Phillips had a 4.43 ERA and a 1.59 WHIP over 44.2 innings at Round Rock of the Pacific Coast League in 2011, before being dealt mid-season to the Orioles. After the deal, he had a 2.63 ERA in 14 games at Norfolk of the Triple-A International League. He had a 4.01 ERA, a 1.54 WHIP and 45 strikeouts  in 58.1 innings over 47 appearances that season. Phillips pitched ten games with the 2011 Orioles, allowing one run in eight innings. He spent most of the 2012 season back in Norfolk, going 2-2, 3.17 in 54 innings, with seven saves, 45 strikeouts and a 1.44 WHIP. He made six appearances for Baltimore that season, allowing four runs over six innings. He was granted free agency after the season, then signed with the Miami Marlins, who got him into three games in 2013. He allowed one run in 1.2 innings during that third big league cup of coffee. The rest of the year was spent New Orleans of the Pacific Coast League, where he went 4-2, 2.44 in 59 innings over 50 games, with 74 strikeouts and a 1.24 WHIP. Phillips spent the 2014 season in Japan, posting an 0.98 ERA, an 0.87 WHIP, 17 saves and 51 strikeouts in 46 innings. The 2015 season was spent in the Chicago White Sox organization, going 1-1, 3.13 in 46 games, with 12 saves, a 1.23 WHIP and 64 strikeouts over 54.2 innings for Charlotte of the International League.

Phillips was back in Norfolk again with Baltimore during the 2016 season, when he had a 4.45 ERA, a 1.48 WHIP and 84 strikeouts in 60.2 innings over 49 appearances. The Pirates acquired him for pitcher Kyle Lobstein on August 31, 2016. Phillips joined the Pirates in September after making two scoreless relief appearances for Indianapolis of the International League He made eight relief appearances for the 2016 Pirates, allowing two runs in 6.2 innings. It ended up being his last big league time, though he is still actively playing in Mexico. He spent part of 2017 with Memphis of the Pacific Coast League for the St Louis Cardinals, where he had a 5.04 ERA and a 1.71 WHIP over 30.1 innings. He then went to Mexico, where he has played six seasons of summer ball and one year of winter ball. Phillips allowed one earned run over 19 innings for Monclova in Mexico to finish out 2017. He had 17 strikeouts and an 0.74 WHIP. He played winter ball during the 2017-18 off-season, allowing four runs over four innings in six appearances for Culiacan. He returned to Monclova in 2018, where he went 1-2, 4.00 over 18 innings, with 21 strikeouts and a 1.33 WHIP. He went 3-4, 4.71 for Monclova during the 2019 season, finishing with 35 strikeouts and a 1.51 WHIP in 36.1 innings.
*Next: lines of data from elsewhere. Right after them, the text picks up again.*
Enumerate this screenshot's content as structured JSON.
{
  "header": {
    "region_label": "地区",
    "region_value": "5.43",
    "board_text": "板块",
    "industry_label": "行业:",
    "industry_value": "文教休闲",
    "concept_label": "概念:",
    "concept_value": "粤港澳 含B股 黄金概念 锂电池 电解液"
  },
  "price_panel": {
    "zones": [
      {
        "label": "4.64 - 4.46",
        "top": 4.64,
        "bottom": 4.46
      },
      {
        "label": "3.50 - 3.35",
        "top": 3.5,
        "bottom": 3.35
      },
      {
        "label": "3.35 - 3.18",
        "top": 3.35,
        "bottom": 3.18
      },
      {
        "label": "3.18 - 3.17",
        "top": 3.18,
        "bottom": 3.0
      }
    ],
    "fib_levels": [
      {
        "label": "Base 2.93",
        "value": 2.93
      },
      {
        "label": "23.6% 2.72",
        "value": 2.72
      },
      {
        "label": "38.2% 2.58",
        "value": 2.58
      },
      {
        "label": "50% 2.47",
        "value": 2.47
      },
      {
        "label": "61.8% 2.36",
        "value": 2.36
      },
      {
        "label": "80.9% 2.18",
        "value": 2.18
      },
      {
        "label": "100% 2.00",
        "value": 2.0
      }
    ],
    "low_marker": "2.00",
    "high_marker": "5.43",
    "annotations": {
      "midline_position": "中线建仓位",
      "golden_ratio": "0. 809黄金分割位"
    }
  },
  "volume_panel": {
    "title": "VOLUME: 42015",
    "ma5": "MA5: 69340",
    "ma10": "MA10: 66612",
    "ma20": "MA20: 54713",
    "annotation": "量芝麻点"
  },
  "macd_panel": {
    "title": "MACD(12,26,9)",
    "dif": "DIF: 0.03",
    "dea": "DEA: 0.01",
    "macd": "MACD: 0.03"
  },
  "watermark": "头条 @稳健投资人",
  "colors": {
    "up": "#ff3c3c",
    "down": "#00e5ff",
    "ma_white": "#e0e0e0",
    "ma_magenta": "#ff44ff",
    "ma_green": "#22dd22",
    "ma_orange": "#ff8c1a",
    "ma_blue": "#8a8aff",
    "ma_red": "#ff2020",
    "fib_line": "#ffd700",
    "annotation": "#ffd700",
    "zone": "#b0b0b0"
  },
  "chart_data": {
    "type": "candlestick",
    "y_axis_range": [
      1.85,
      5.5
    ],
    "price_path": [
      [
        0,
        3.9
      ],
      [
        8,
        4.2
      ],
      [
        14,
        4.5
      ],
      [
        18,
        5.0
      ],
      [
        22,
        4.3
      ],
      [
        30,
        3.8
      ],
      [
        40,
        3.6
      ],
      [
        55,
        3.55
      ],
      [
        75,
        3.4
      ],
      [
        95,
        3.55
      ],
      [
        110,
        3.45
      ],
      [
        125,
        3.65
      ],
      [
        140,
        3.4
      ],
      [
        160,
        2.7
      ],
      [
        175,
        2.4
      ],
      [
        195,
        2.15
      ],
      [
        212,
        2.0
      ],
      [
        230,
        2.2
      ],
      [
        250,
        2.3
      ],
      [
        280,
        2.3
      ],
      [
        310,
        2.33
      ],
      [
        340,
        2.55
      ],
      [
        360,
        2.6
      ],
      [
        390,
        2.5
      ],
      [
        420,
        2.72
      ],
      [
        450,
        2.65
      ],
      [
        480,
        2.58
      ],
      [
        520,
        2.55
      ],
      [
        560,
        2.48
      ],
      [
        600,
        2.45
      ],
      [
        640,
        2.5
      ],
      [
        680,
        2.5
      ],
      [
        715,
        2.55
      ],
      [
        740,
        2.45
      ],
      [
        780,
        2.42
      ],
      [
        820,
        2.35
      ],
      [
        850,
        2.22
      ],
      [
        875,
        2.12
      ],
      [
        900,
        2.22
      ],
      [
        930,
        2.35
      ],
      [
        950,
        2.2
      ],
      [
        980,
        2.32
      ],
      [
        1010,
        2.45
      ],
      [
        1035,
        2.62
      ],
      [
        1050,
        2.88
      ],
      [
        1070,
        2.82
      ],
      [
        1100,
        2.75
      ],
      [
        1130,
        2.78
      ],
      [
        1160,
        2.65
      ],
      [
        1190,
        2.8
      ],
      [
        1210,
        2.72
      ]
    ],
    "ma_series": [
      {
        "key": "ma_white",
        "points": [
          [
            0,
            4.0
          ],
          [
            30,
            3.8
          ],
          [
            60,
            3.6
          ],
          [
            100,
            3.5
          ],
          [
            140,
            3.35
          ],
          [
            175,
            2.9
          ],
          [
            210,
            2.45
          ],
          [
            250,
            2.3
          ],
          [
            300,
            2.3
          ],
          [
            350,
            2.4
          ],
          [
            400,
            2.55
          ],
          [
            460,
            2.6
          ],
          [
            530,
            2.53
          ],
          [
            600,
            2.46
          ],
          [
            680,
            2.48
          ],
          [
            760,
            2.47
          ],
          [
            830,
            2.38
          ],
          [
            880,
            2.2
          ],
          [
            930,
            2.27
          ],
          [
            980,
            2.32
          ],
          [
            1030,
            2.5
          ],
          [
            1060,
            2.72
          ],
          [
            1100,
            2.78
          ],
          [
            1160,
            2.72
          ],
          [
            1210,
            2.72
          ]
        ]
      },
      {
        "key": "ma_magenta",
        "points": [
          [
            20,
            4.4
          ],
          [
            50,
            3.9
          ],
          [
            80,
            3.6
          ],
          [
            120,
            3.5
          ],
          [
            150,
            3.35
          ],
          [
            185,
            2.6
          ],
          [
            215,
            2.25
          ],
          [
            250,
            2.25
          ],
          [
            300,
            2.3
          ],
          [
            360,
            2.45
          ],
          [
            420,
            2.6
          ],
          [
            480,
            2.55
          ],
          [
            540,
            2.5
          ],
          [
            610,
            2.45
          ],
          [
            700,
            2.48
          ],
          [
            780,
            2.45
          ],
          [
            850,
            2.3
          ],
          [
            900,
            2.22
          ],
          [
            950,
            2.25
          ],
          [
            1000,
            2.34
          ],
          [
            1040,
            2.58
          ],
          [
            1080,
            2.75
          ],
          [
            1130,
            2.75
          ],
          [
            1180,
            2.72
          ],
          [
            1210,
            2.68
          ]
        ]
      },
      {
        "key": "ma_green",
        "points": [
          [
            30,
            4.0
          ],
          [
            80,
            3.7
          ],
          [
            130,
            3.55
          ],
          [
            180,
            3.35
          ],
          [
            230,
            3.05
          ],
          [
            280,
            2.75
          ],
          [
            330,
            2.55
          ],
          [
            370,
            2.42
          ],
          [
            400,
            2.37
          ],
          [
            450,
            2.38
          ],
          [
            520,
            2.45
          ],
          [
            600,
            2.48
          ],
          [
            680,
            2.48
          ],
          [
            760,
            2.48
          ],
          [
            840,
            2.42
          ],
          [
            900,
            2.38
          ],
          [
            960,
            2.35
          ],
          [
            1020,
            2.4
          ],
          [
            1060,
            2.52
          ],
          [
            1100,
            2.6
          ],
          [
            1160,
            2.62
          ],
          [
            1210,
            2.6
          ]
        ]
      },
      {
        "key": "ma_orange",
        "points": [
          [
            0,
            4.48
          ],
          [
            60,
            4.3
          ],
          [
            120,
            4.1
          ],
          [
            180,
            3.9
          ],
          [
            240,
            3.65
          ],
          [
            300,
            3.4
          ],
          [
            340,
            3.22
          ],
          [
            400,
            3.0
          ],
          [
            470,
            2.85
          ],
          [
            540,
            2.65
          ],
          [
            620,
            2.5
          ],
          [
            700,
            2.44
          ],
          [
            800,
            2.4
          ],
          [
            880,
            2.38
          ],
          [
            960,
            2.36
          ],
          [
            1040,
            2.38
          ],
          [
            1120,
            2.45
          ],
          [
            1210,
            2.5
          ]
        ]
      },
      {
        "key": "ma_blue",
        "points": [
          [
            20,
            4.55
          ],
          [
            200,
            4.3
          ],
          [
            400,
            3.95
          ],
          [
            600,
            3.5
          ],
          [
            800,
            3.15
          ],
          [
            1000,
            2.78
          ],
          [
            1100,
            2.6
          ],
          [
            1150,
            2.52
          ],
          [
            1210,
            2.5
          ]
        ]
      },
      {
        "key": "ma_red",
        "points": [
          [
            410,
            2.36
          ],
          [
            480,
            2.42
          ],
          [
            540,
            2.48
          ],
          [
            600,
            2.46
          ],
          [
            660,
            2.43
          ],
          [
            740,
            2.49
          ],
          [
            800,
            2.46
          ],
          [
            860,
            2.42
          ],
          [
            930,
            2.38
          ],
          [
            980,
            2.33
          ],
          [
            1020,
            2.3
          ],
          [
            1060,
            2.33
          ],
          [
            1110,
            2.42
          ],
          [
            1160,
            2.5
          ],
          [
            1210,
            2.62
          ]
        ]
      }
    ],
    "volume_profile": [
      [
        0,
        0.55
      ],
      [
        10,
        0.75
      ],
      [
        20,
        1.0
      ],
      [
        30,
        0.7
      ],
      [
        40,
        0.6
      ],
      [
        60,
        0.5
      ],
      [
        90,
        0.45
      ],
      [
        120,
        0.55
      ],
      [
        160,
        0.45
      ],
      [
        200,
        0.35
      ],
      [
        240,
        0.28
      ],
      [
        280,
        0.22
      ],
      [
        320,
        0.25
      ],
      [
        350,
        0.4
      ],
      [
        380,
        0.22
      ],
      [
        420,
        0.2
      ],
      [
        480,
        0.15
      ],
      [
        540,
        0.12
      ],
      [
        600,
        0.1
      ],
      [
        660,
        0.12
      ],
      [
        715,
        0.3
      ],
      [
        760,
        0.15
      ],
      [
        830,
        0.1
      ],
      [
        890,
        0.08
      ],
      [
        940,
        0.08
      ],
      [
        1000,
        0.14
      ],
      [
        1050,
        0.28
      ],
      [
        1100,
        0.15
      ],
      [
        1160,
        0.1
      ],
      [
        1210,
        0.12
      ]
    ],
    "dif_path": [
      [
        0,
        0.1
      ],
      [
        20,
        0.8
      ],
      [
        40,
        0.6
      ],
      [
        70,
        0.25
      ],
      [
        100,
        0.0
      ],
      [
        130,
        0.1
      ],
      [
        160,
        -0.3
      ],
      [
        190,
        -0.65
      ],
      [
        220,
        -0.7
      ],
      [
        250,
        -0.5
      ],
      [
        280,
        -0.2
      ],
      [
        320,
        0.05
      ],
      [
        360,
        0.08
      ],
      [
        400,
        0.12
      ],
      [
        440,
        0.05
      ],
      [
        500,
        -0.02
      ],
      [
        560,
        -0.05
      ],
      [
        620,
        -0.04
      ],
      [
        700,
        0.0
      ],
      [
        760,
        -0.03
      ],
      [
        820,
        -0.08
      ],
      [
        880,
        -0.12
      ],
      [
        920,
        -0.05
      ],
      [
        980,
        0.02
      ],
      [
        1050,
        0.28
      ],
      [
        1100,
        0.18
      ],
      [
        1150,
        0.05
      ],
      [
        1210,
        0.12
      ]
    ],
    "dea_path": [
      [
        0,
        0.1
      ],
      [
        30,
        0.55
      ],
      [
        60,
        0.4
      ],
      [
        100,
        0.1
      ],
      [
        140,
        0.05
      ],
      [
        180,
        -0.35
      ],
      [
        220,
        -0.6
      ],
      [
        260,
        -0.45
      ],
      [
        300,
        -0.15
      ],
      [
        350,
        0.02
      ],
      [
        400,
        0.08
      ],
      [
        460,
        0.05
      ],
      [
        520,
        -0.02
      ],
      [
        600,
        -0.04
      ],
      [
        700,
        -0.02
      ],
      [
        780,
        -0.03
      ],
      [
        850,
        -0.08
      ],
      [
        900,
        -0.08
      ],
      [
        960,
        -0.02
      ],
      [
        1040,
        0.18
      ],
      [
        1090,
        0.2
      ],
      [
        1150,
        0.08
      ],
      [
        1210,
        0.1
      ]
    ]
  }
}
After not playing in 2020, Phillips returned to Monclova in 2021, where he had a 7.16 ERA, 18 strikeouts and a 1.35 WHIP over 16.1 innings. He struggled with Monclova in 2022, then allowed one earned run over ten innings with Aguascalientes of the Mexican League. He combined that year to go 4-4, 5.97 in 31.2 innings, with 42 strikeouts and a 1.86 WHIP. His 2023 stats show a 4-3, 3.78 record split between Monclova and Aguascalientes, with 19 strikeouts and a 1.38 WHIP in 33.1 innings. Phillips pitched 27 games in the majors, going 0-1, 3.22 in 22.1 innings, with a 1.48 WHIP and 20 strikeouts. He has pitched a total of 684 games over all levels of pro ball in his 18-year career.